Mon Dec 30, 2019, 04:32 PM
Dec 2019

And we've had this discussion recently on DU. I provided my perspective (as an editor) from reading 12,000 letters from prisoners in America to me who often told how SA had provided housing assistance, health care referrals, food, clothing, job training, and other services to them and their families when they had nothing else. SA does not ask questions of anyone needing help regarding sexual orientation or any other matter.

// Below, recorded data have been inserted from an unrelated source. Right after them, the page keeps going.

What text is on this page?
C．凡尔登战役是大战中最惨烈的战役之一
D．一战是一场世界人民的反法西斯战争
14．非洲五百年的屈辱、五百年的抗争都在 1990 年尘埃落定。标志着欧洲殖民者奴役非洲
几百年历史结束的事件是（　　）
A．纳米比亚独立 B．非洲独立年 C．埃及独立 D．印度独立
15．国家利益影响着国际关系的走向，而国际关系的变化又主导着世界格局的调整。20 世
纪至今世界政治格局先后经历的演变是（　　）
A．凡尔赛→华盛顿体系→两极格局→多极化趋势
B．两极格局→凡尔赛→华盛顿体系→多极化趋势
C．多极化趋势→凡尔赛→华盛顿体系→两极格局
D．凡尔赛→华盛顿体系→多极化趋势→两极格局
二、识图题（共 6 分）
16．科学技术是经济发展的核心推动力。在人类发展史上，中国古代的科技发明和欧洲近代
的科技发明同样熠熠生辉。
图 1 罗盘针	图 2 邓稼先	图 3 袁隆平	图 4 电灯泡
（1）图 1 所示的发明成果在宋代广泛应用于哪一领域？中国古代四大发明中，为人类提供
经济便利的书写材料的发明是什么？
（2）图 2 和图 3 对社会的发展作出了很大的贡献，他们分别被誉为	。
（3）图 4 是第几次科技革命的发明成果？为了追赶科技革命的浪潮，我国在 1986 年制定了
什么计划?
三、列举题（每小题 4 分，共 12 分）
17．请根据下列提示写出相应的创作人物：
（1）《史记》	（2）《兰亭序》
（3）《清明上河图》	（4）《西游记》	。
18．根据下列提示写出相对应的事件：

If the organization was not previously overtly working to discourage any discrimination by its employees, it is now. We should encourage that transformation, because the need of needy people is sooooooooooo great.

Silent3

(15,216 posts)
2. It's certainly nice if they improve, but for myself I'm not going to give any money...
Mon Dec 30, 2019, 04:43 PM
Dec 2019

...to any religious charity when there are plenty of secular charities that I can give to, people who help just to help, and not as a way to proselytize or otherwise promote their own religion.

dlk

(11,566 posts)
3. No doubt, the rich are annoyed with being reminded of the less fortunate
Mon Dec 30, 2019, 04:54 PM
Dec 2019

It takes all the fun out of their holiday shopping and dropping a bundle at Nordic.

brooklynite

(94,581 posts)
4. Do you have a a basis for your assertion that "The Rich" are patronizing Nordstrom?
Mon Dec 30, 2019, 05:15 PM
Dec 2019

And are annoyed by the presence of the Salvation Army

dlk

(11,566 posts)
7. Actually, I do
Tue Dec 31, 2019, 01:35 PM
Dec 2019

Of course, not the ultra-rich, they prefer shopping out of town. Be that as it may, I seem to have struck a nerve and am not interested in any contention. Have a Happy New Year.

maxsolomon

(33,345 posts)
5. Did you read the snip?
Mon Dec 30, 2019, 05:32 PM
Dec 2019

"Clarke said he was told in a meeting last week with head of stores Jamie Nordstrom that LGBTQ employees said The Salvation Army’s presence made them uncomfortable."

Its the LGBTQ EMPLOYEES who don't want the SA outside their door. Not "the rich".

There's not a person in downtown Seattle, of any economic stripe, who's not reminded of the less-fortunate every time they walk a single city block. A bell-ringer is the least of our worries - there is an open-air heroin and meth market 2 blocks from that store.